Kenneth White and Geopoetics

The concept of geopoetics was originated by Kenneth White in 1979 when he was walking along the north bank of the St Lawrence River into Labrador. However, it developed out of ideas he had been working at earlier in his life such as ‘white world’ and ‘biocosmopoetics’. The essay Into the White World which he wrote in 1967 and which was published in On Scottish Ground in 1998 outlined many of the elements of what was to become geopoetics.

Various people had previously expressed some elements of this outlook such as shamans, Celtic monks who wrote nature poetry and native Americans like Black Elk, but it was Kenneth White who brought it all together in geopoetics and took it much further by proposing it as a central concept for our time by which humanity should seek to live.

His upbringing in Fairlie on the Ayrshire coast of Scotland equipped him for this role and gave him a love of the shore, the woods, hills and moors and their wildlife which has never left him. His travels in many parts of the world and his researches into other cultures enriched his understanding and enabled him to synthesise and go much deeper into ideas and practices which until then had been separate and only partially developed.

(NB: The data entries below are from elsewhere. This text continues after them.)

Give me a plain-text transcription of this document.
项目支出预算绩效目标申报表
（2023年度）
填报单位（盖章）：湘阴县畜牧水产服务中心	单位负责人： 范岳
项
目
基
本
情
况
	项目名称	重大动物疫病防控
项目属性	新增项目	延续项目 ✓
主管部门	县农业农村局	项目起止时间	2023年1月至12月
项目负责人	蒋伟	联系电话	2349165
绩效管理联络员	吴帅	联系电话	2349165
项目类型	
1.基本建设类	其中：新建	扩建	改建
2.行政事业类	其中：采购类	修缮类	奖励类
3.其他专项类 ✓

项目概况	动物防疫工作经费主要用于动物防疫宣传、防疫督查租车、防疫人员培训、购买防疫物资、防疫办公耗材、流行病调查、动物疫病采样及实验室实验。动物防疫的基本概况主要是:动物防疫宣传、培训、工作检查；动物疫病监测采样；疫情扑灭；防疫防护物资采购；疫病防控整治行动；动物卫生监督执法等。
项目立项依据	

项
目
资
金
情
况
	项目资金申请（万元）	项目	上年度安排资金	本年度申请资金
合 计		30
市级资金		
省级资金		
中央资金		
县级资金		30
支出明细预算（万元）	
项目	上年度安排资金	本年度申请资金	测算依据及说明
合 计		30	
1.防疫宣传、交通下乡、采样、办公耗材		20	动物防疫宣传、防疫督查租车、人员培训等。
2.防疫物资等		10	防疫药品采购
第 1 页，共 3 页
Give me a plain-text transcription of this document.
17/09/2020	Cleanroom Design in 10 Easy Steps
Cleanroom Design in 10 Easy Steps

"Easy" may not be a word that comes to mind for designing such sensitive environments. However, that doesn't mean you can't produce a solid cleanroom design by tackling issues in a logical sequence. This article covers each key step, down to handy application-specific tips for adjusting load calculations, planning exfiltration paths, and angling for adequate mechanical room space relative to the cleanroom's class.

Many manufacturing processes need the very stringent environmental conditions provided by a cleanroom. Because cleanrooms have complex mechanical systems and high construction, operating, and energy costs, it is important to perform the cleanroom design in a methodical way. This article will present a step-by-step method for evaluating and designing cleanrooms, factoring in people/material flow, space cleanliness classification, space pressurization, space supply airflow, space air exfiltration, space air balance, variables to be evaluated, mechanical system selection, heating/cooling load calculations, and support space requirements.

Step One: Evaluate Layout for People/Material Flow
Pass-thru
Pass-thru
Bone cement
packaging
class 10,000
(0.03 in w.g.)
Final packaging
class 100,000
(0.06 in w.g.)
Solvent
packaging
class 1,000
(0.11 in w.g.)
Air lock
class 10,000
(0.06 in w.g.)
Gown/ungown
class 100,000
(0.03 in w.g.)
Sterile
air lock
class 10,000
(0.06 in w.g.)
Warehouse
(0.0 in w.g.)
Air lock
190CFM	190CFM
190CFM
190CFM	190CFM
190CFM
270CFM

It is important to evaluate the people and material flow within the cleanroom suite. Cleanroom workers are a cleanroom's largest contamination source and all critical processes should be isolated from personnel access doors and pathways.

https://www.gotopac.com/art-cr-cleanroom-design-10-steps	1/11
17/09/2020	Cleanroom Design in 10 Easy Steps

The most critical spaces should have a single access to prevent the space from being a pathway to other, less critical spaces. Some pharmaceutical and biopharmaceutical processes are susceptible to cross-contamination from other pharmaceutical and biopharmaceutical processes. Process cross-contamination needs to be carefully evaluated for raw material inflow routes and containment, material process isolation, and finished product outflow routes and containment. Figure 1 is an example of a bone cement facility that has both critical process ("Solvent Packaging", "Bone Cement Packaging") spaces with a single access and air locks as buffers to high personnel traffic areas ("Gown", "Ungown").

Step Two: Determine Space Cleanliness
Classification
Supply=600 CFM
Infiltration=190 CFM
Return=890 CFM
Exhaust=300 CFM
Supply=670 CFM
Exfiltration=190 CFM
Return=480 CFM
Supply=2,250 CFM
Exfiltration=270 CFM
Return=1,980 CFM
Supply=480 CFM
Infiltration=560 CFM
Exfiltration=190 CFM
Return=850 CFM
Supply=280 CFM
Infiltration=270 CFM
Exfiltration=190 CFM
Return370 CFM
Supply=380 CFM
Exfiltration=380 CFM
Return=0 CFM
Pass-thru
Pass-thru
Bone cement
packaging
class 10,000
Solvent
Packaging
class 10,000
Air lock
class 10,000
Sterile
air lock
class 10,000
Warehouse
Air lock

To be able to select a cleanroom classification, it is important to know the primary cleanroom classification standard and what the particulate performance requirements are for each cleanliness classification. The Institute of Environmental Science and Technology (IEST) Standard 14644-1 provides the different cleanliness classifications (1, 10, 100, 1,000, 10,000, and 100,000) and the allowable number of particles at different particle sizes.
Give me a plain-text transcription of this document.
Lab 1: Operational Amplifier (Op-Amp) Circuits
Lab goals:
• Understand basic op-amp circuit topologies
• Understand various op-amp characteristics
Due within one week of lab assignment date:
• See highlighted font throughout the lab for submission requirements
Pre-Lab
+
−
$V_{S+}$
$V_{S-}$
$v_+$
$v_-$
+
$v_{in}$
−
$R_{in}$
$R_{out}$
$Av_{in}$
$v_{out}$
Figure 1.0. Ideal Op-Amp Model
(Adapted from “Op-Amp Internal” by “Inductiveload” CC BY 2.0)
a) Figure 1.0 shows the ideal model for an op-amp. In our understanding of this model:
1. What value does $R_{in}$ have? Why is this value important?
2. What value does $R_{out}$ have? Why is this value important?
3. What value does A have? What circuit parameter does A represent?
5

The accompanying short biography and bibliographies of Kenneth White outline the main events in his life and the books he has written. His essay books, poetry and, prose are essential reading to deepen your understanding of geopoetics and to encourage you to consider how you might apply it creatively in your own life. He is an outstanding teacher as well as a great poet and thinker and has the ability to inspire others to try to see and ‘say the world anew’ as he says in the poem Crow Meditation Text.